According to him, “on several occasions, it was held that the court should absolutely be bound by the doctrine of precedent or stare decisis”, which in effect, means “stand by your decisions and the decisions of your predecessors, however wrong they are and whatever injustices they inflict”.
He saidd that abiding by such principle would mean that the Supreme Court would continue to follow some of its previous judgements that no longer make sense. “There are some precedents that are clearly out of date, and should no longer be followed. I am of the view that precedents that no longer make sense anymore or are outdated should be laid to rest and never followed”, he stated.
Justice Rhodes-Vivour has not told us anything new. He has told us what we already know, that is to say, that the Nigerian judiciary no longer passes landmark, compact and water-tight judgements. Gone were the days when one looks forward to an unbiased judgement from the courts in Nigeria, judgements that make meaning, and not repugnant to common sense.
It is either that those in power use their position to pervert justice, to intimidate the courts into awarding cases in their favour, or that those who have the means use their wealth to procure judgements that will be favourable to them. In both cases, the common man is the loser.
In 1984, there was one Justice Gregory Okoro-Idogu who headed the Port Harcourt zone of the Exchange Control (Anti-Sabotage) Tribunal set up by the Buhari military government to try those who traffic in both local and foreign currencies. Before Justice Okoro-Idogu, was Fela Anikulapo Kuti, music icon and social critic. He was charged with trying to export 1,600 British Pound Sterling without lawful permit.
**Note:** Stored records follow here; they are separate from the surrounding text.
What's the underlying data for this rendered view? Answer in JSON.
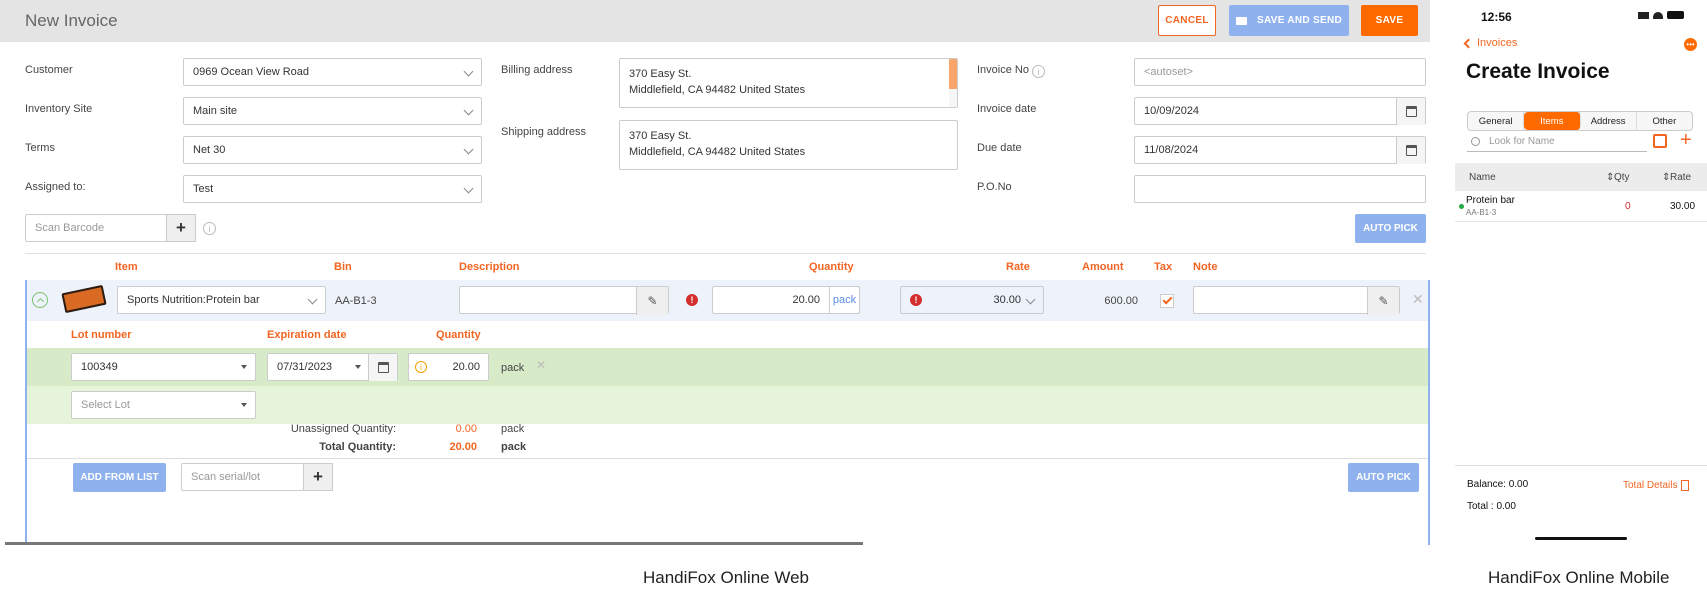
{
  "web": {
    "title": "New Invoice",
    "buttons": {
      "cancel": "CANCEL",
      "save_send": "SAVE AND SEND",
      "save": "SAVE",
      "auto_pick": "AUTO PICK",
      "add_from_list": "ADD FROM LIST"
    },
    "form": {
      "customer_label": "Customer",
      "customer_value": "0969 Ocean View Road",
      "inventory_site_label": "Inventory Site",
      "inventory_site_value": "Main site",
      "terms_label": "Terms",
      "terms_value": "Net 30",
      "assigned_label": "Assigned to:",
      "assigned_value": "Test",
      "billing_label": "Billing address",
      "billing_line1": "370 Easy St.",
      "billing_line2": "Middlefield, CA 94482 United States",
      "shipping_label": "Shipping address",
      "shipping_line1": "370 Easy St.",
      "shipping_line2": "Middlefield, CA 94482 United States",
      "invoice_no_label": "Invoice No",
      "invoice_no_placeholder": "<autoset>",
      "invoice_date_label": "Invoice date",
      "invoice_date_value": "10/09/2024",
      "due_date_label": "Due date",
      "due_date_value": "11/08/2024",
      "po_label": "P.O.No",
      "scan_barcode_placeholder": "Scan Barcode"
    },
    "columns": {
      "item": "Item",
      "bin": "Bin",
      "description": "Description",
      "quantity": "Quantity",
      "rate": "Rate",
      "amount": "Amount",
      "tax": "Tax",
      "note": "Note"
    },
    "line": {
      "item": "Sports Nutrition:Protein bar",
      "bin": "AA-B1-3",
      "quantity": "20.00",
      "unit": "pack",
      "rate": "30.00",
      "amount": "600.00",
      "tax_checked": true
    },
    "lot_columns": {
      "lot": "Lot number",
      "expiration": "Expiration date",
      "quantity": "Quantity"
    },
    "lot_row": {
      "lot": "100349",
      "expiration": "07/31/2023",
      "quantity": "20.00",
      "unit": "pack"
    },
    "select_lot_placeholder": "Select Lot",
    "unassigned_label": "Unassigned Quantity:",
    "unassigned_value": "0.00",
    "unassigned_unit": "pack",
    "total_label": "Total Quantity:",
    "total_value": "20.00",
    "total_unit": "pack",
    "scan_serial_placeholder": "Scan serial/lot",
    "accent_color": "#f26522",
    "caption": "HandiFox Online Web"
  },
  "mobile": {
    "time": "12:56",
    "back_label": "Invoices",
    "title": "Create Invoice",
    "tabs": [
      "General",
      "Items",
      "Address",
      "Other"
    ],
    "active_tab": "Items",
    "search_placeholder": "Look for Name",
    "columns": {
      "name": "Name",
      "qty": "Qty",
      "rate": "Rate"
    },
    "row": {
      "name": "Protein bar",
      "bin": "AA-B1-3",
      "qty": "0",
      "rate": "30.00"
    },
    "balance": "Balance: 0.00",
    "total": "Total : 0.00",
    "total_details": "Total Details",
    "caption": "HandiFox Online Mobile"
  }
}
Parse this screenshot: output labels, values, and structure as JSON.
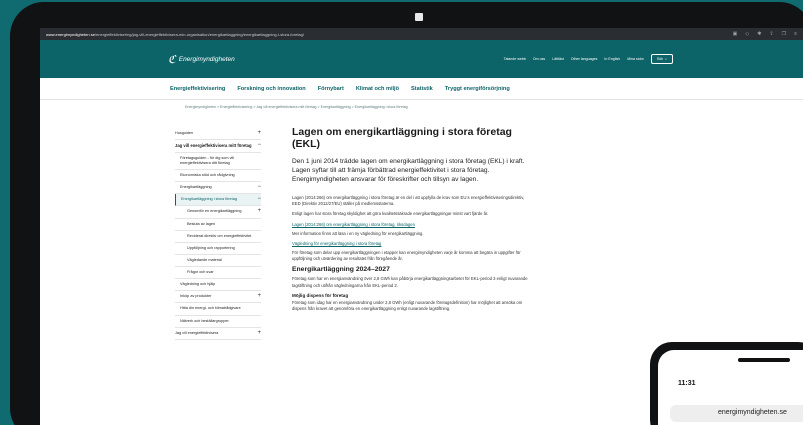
{
  "browser": {
    "url_domain": "www.energimyndigheten.se",
    "url_path": "/energieffektivisering/jag-vill-energieffektivisera-min-organisation/energikartlaggning/energikartlaggning-i-stora-foretag/"
  },
  "site": {
    "logo_text": "Energimyndigheten",
    "utility": [
      "Talande webb",
      "Om oss",
      "Lättläst",
      "Other languages",
      "In English",
      "Mina sidor"
    ],
    "search_label": "Sök"
  },
  "nav": [
    "Energieffektivisering",
    "Forskning och innovation",
    "Förnybart",
    "Klimat och miljö",
    "Statistik",
    "Tryggt energiförsörjning"
  ],
  "breadcrumb": "Energimyndigheten  >  Energieffektivisering  >  Jag vill energieffektivisera mitt företag  >  Energikartläggning  >  Energikartläggning i stora företag",
  "sidebar": [
    {
      "label": "Husguiden",
      "sign": "+",
      "level": 1,
      "bold": false
    },
    {
      "label": "Jag vill energieffektivisera mitt företag",
      "sign": "−",
      "level": 1,
      "bold": true
    },
    {
      "label": "Företagsguiden - för dig som vill energieffektivisera ditt företag",
      "sign": "",
      "level": 2,
      "bold": false
    },
    {
      "label": "Ekonomiska stöd och rådgivning",
      "sign": "",
      "level": 2,
      "bold": false
    },
    {
      "label": "Energikartläggning",
      "sign": "−",
      "level": 2,
      "bold": false
    },
    {
      "label": "Energikartläggning i stora företag",
      "sign": "−",
      "level": 2,
      "bold": false,
      "active": true
    },
    {
      "label": "Genomför en energikartläggning",
      "sign": "+",
      "level": 3,
      "bold": false
    },
    {
      "label": "Besluta av lagen",
      "sign": "",
      "level": 3,
      "bold": false
    },
    {
      "label": "Reviderat direktiv om energieffektivitet",
      "sign": "",
      "level": 3,
      "bold": false
    },
    {
      "label": "Uppföljning och rapportering",
      "sign": "",
      "level": 3,
      "bold": false
    },
    {
      "label": "Vägledande material",
      "sign": "",
      "level": 3,
      "bold": false
    },
    {
      "label": "Frågor och svar",
      "sign": "",
      "level": 3,
      "bold": false
    },
    {
      "label": "Vägledning och hjälp",
      "sign": "",
      "level": 2,
      "bold": false
    },
    {
      "label": "Inköp av produkter",
      "sign": "+",
      "level": 2,
      "bold": false
    },
    {
      "label": "Hitta din energi- och klimatrådgivare",
      "sign": "",
      "level": 2,
      "bold": false
    },
    {
      "label": "Nätverk och beställargrupper",
      "sign": "",
      "level": 2,
      "bold": false
    },
    {
      "label": "Jag vill energieffektivisera",
      "sign": "+",
      "level": 1,
      "bold": false
    }
  ],
  "article": {
    "title": "Lagen om energikartläggning i stora företag (EKL)",
    "lead": "Den 1 juni 2014 trädde lagen om energikartläggning i stora företag (EKL) i kraft. Lagen syftar till att främja förbättrad energieffektivitet i stora företag. Energimyndigheten ansvarar för föreskrifter och tillsyn av lagen.",
    "p1": "Lagen (2014:266) om energikartläggning i stora företag är en del i att uppfylla de krav som EU:s energieffektiviseringsdirektiv, EED (Direktiv 2012/27/EU) ställer på medlemsstaterna.",
    "p2": "Enligt lagen har stora företag skyldighet att göra kvalitetssäkrade energikartläggningar minst vart fjärde år.",
    "link1": "Lagen (2014:266) om energikartläggning i stora företag, riksdagen",
    "p3": "Mer information finns att läsa i en ny vägledning för energikartläggning.",
    "link2": "Vägledning för energikartläggning i stora företag",
    "p4": "För företag som delar upp energikartläggningen i etapper kan energimyndigheten varje år komma att begära in uppgifter för uppföljning och utvärdering av resultatet från föregående år.",
    "h2": "Energikartläggning 2024–2027",
    "p5": "Företag som har en energianvändning över 2,8 GWh kan påbörja energikartläggningsarbetet för EKL-period 3 enligt nuvarande tagstiftning och utifrån vägledningarna från EKL-period 2.",
    "h3": "Möjlig dispens för företag",
    "p6": "Företag som idag har en energianvändning under 2,8 GWh (enligt nuvarande företagsdefinition) har möjlighet att ansöka om dispens från kravet att genomföra en energikartläggning enligt nuvarande lagstiftning."
  },
  "phone": {
    "time": "11:31",
    "url": "energimyndigheten.se"
  }
}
Fela was not in the good books of the authorities. It was therefore an excellent opportunity to get at him. He tried to explain himself before the tribunal, that he was innocent of the charges brought against him, but nobody listened to him. Accordingly, he was found guilty of illegal possession of the money and sentenced to five years imprisonment. The authorities were happy, so to say, and they promoted Okoro-Idogu to Federal High Court Judge.
Later, when another administration came, Justice Okoro-Idogu became restless. His conscience began to prick him. He was worried. He decided to do a mea culpa, to ask for mercy and forgiveness. He made his way to Maidugiri, where Fela was serving his prison term.
There, he told Fela that he was sorry for what he did, that he was wrongly imprisoned, that it was not his intention to imprison him, that he knew that he did not commit the offence, but that it was the authorities that forced him to do what he did. Based on that confessional statement, Fela was set free from prison, and Justice Okoro-Idogu retired.
Today, they are many judges in Nigeria who are worse than Justice Okoro-Idogu, but they will not do any mea culpa, like he did. Somebody, sometime ago, had suggested that we stop appending the title “Justice” before the name of these men and women who sit on the bench, since many of them had desecrated the title.
Our worry is why did it take Justice Rhodes-Vivour to retire from the Supreme Court before he realized that we should no longer use the decisions of our apex court as reference points? If he was a man of conscience, and he was interested in reforming the Nigerian judicial system, he should have distanced himself from such judgements that impugned the integrity of Nigerian judiciary. Better to have one’s honour and integrity intact, than to soil it for pecuniary interests, or for whatever reason. But here in Nigeria, nobody resigns from office, no matter how bad the situation is.
Nevertheless, we still look forward to a time when our judiciary will produce judges who will be of impeccable character, who will be bold and fearless, and whose judgements will be untainted, unassailable, sound, and be on the marble like the celebrated Lord Denning.